The acronyms are evocative from our colleagues in the SPRinT (Sarcoma, Peritoneal, and Rare Tumors) Department at the National Cancer Centre Singapore, creating the MD-PALS (multidisciplinary palliative surgical intervention) team; you almost get a sense that your “pals” are “sprinting” to come help you with your tough advanced cancer palliative surgical scenarios. In reality, these conversations are not enviable, and multidisciplinary resources routinely used for elective cancer care are not often dedicated to palliative surgical consultations. This is partly because these consultations often occur in the middle of the night with limited input from the primary medical oncologist and are inherently urgent. Nonetheless, palliative surgical consultations are frequent; palliative surgical procedures can account for more than 1,000 procedures per year at major cancer centers, 40% of all inpatient surgical consultations, and up to 25% of a surgical oncologist’s practice.1 Palliative surgeries also are also dangerous, with morbidity and mortality rates greatly exceeding elective cancer operations. Palliative surgical complications are among the worst complications presented at morbidity and mortality conferences and often are the most contentious. I am routinely surprised at the level of emotion and arguing that occur over advanced cancer clinical situations for which there is no surgical option to improve quality of life or offer durable palliation. Given these challenges, the article by Soon et al. is important in that represents one of the few studies evaluating a multidisciplinary approach to palliative surgical consultation and in doing so addresses a core discipline of surgical oncology.2

This pre-post interventional study evaluated the quality of goals-of-care (GOC) discussions by using a simple 4-point and 4-question score and identified a significant improvement in GOC discussion quality after the implementation of a multidisciplinary palliative surgery team.2 This simple outcome measure reflects a considerable administrative and clinical effort in that all palliative surgical oncology cases were discussed and managed by the newly assembled MD-PALS team. The team included surgical, medical, and radiation oncology, palliative care physicians, gastroenterologists, interventional radiologists, advanced practice and specialty nurses, nutritionists, psychologists, and medical social workers. In addition to GOC, the authors identified increases in the quality of goals of surgery, prognosis, and code status. These gains are important but could underestimate the improvement in coordination of care. My personal experience is that patients and caregivers often are frustrated with the time to get input from all the disciplines included in the MD-PALS team. I applaud the group for their collaborative efforts. A meeting every 2 weeks may not be often enough, however, because palliative surgical consultations are a daily occurrence at many cancer centers.

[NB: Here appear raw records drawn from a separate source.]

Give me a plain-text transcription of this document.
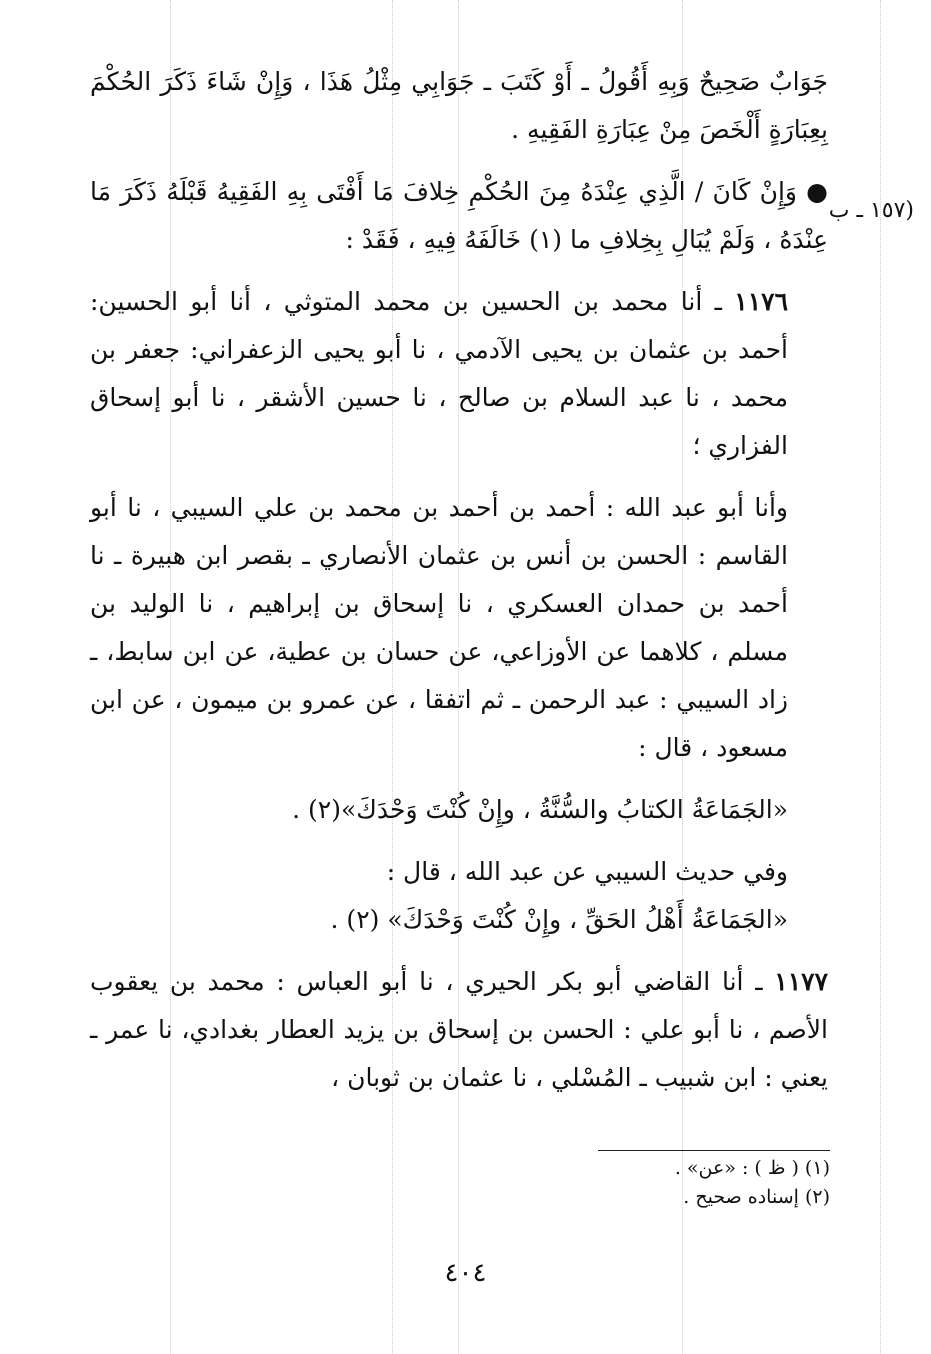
(١٥٧ ـ ب

جَوَابٌ صَحِيحٌ وَبِهِ أَقُولُ ـ أَوْ كَتَبَ ـ جَوَابِي مِثْلُ هَذَا ، وَإِنْ شَاءَ ذَكَرَ الحُكْمَ بِعِبَارَةٍ أَلْخَصَ مِنْ عِبَارَةِ الفَقِيهِ .

● وَإِنْ كَانَ / الَّذِي عِنْدَهُ مِنَ الحُكْمِ خِلافَ مَا أَفْتَى بِهِ الفَقِيهُ قَبْلَهُ ذَكَرَ مَا عِنْدَهُ ، وَلَمْ يُبَالِ بِخِلافِ ما (١) خَالَفَهُ فِيهِ ، فَقَدْ :

١١٧٦ ـ أنا محمد بن الحسين بن محمد المتوثي ، أنا أبو الحسين: أحمد بن عثمان بن يحيى الآدمي ، نا أبو يحيى الزعفراني: جعفر بن محمد ، نا عبد السلام بن صالح ، نا حسين الأشقر ، نا أبو إسحاق الفزاري ؛

وأنا أبو عبد الله : أحمد بن أحمد بن محمد بن علي السيبي ، نا أبو القاسم : الحسن بن أنس بن عثمان الأنصاري ـ بقصر ابن هبيرة ـ نا أحمد بن حمدان العسكري ، نا إسحاق بن إبراهيم ، نا الوليد بن مسلم ، كلاهما عن الأوزاعي، عن حسان بن عطية، عن ابن سابط، ـ زاد السيبي : عبد الرحمن ـ ثم اتفقا ، عن عمرو بن ميمون ، عن ابن مسعود ، قال :

«الجَمَاعَةُ الكتابُ والسُّنَّةُ ، وإِنْ كُنْتَ وَحْدَكَ»(٢) .

وفي حديث السيبي عن عبد الله ، قال :

«الجَمَاعَةُ أَهْلُ الحَقِّ ، وإِنْ كُنْتَ وَحْدَكَ» (٢) .

١١٧٧ ـ أنا القاضي أبو بكر الحيري ، نا أبو العباس : محمد بن يعقوب الأصم ، نا أبو علي : الحسن بن إسحاق بن يزيد العطار بغدادي، نا عمر ـ يعني : ابن شبيب ـ المُسْلي ، نا عثمان بن ثوبان ،

(١) ( ظ ) : «عن» .
(٢) إسناده صحيح .
٤٠٤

There is room for improvement within this study, as only 42% of patients post-MD-PALS implementation received palliative care consultation, but also within our Society of Surgical Oncology, as there are no current requirements for palliative care rotations within the Complex General Surgical Oncology Fellowship. Recent studies have shown that palliative care consultation in the setting of malignant bowel obstruction can lead to wide interdisciplinary care and improved advanced cancer planning.3 Studies also demonstrate individual preferences for communication frameworks, which can be important in GOC discussions.4 As a society, we should better train our surgical oncologists in communication strategies to improve patient understanding of prognosis and create realistic expectations for outcomes to obtain the best goal-concordant decision for each patient and family.